Famous with celebrities like Gywneth Paltrow, the alkaline diet is based around the thinking that modern diets cause too much acid production. Followers claim that high levels of acidity in the body contribute to diseases such as osteoporosis and heart disease. By eating more fruit and veg and other alkaline foods, this diet supposedly counteracts that.  However, it’s argued that the body regulates acidity regardless of diet. Even if the theory isn’t sound this diet still includes a lot of healthy foods and is unlikely to harm health.

The Atkins Diet


The Atkins diet has come under a lot of controversy in recent years but it just isn’t going away. Dieters follow a diet that includes red meat, butter, cream and cheese. Sound like a dieters dream? You’ll have to shun carbs completely and deal with side effects like bad breath, tiredness, nausea and constipation – lovely. The diet isn’t nutritionally balanced and meal choices are limited. It has been linked to heart disease and high cholesterol and its inventor famously died of a heart attack. Proceed with caution.


Flexitarian DOC

Flexitarians aren’t as strict as vegetarians but follow a diet that is largely meat-free. They rely on vegetable proteins rather than meat. It’s no coincidence that vegetarians are, on average, thinner and this diet can lead to weight loss and lower blood pressure and cholesterol.
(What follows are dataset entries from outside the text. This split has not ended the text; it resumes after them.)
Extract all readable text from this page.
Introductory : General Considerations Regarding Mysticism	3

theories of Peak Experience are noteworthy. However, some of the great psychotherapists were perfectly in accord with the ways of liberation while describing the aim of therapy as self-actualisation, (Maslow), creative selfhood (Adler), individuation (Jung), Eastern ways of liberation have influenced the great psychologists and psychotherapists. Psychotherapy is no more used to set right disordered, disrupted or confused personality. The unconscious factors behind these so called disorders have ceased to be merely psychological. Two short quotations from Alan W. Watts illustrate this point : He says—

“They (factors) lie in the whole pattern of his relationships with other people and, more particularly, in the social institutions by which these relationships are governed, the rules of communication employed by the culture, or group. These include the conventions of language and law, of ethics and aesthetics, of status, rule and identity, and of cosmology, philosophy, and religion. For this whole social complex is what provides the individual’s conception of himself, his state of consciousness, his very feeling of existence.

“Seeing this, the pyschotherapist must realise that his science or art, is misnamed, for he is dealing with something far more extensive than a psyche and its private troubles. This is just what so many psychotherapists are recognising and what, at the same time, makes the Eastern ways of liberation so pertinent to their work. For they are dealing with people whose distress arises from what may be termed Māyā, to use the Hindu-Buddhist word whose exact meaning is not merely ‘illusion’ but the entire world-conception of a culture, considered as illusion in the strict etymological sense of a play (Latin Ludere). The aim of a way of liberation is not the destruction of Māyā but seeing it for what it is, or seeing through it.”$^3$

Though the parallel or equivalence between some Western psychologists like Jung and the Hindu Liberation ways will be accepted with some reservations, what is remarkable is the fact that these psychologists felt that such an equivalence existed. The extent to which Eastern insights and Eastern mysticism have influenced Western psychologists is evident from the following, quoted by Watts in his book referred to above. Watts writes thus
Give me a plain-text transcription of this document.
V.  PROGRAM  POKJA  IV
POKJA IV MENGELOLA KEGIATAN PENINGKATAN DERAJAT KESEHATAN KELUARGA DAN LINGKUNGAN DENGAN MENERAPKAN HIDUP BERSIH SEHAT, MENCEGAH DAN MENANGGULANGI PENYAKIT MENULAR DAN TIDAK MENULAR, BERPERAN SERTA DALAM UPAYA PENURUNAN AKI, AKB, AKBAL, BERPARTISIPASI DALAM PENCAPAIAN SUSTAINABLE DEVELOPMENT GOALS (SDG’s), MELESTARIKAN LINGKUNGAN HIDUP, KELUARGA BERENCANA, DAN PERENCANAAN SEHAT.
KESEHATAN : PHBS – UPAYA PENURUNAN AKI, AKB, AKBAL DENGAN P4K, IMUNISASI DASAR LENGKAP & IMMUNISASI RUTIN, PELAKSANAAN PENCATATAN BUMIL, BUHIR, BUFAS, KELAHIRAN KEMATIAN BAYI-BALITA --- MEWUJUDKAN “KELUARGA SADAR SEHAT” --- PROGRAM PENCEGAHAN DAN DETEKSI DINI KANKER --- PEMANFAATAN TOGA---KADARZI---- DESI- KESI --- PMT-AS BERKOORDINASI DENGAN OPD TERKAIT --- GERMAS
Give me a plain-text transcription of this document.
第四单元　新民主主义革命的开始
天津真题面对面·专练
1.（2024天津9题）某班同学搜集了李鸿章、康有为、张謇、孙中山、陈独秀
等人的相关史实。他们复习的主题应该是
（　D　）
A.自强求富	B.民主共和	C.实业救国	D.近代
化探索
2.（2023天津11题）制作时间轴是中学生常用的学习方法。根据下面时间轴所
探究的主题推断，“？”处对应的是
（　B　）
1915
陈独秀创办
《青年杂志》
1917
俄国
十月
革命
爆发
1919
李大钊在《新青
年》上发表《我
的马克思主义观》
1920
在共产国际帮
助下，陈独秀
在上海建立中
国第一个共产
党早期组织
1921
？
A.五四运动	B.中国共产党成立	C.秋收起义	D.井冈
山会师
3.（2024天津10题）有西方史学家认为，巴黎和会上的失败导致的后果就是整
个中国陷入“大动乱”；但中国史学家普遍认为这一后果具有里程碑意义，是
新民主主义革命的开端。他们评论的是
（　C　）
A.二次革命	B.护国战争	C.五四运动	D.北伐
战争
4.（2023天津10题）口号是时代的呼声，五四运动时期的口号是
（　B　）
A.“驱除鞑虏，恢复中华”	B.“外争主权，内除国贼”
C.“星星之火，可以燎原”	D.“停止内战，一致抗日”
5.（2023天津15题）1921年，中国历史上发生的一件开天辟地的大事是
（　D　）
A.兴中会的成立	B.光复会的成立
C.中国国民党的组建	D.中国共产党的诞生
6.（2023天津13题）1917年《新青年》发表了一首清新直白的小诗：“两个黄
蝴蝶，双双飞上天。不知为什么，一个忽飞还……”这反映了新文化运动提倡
However, weight loss isn’t guaranteed if you don’t reduce total calories.

Master cleanse diet


Yep, the list had to feature one hard core juice cleanse. Apparently a favourite of Beyonce, this diet requires short periods of just drinking lemonade mixed with maple syrup and cayenne pepper, bleurgh. This is meant to ‘detox’ the body but has a high risk of fainting, tiredness and binging when it’s over. We’ll stick to real food, thanks.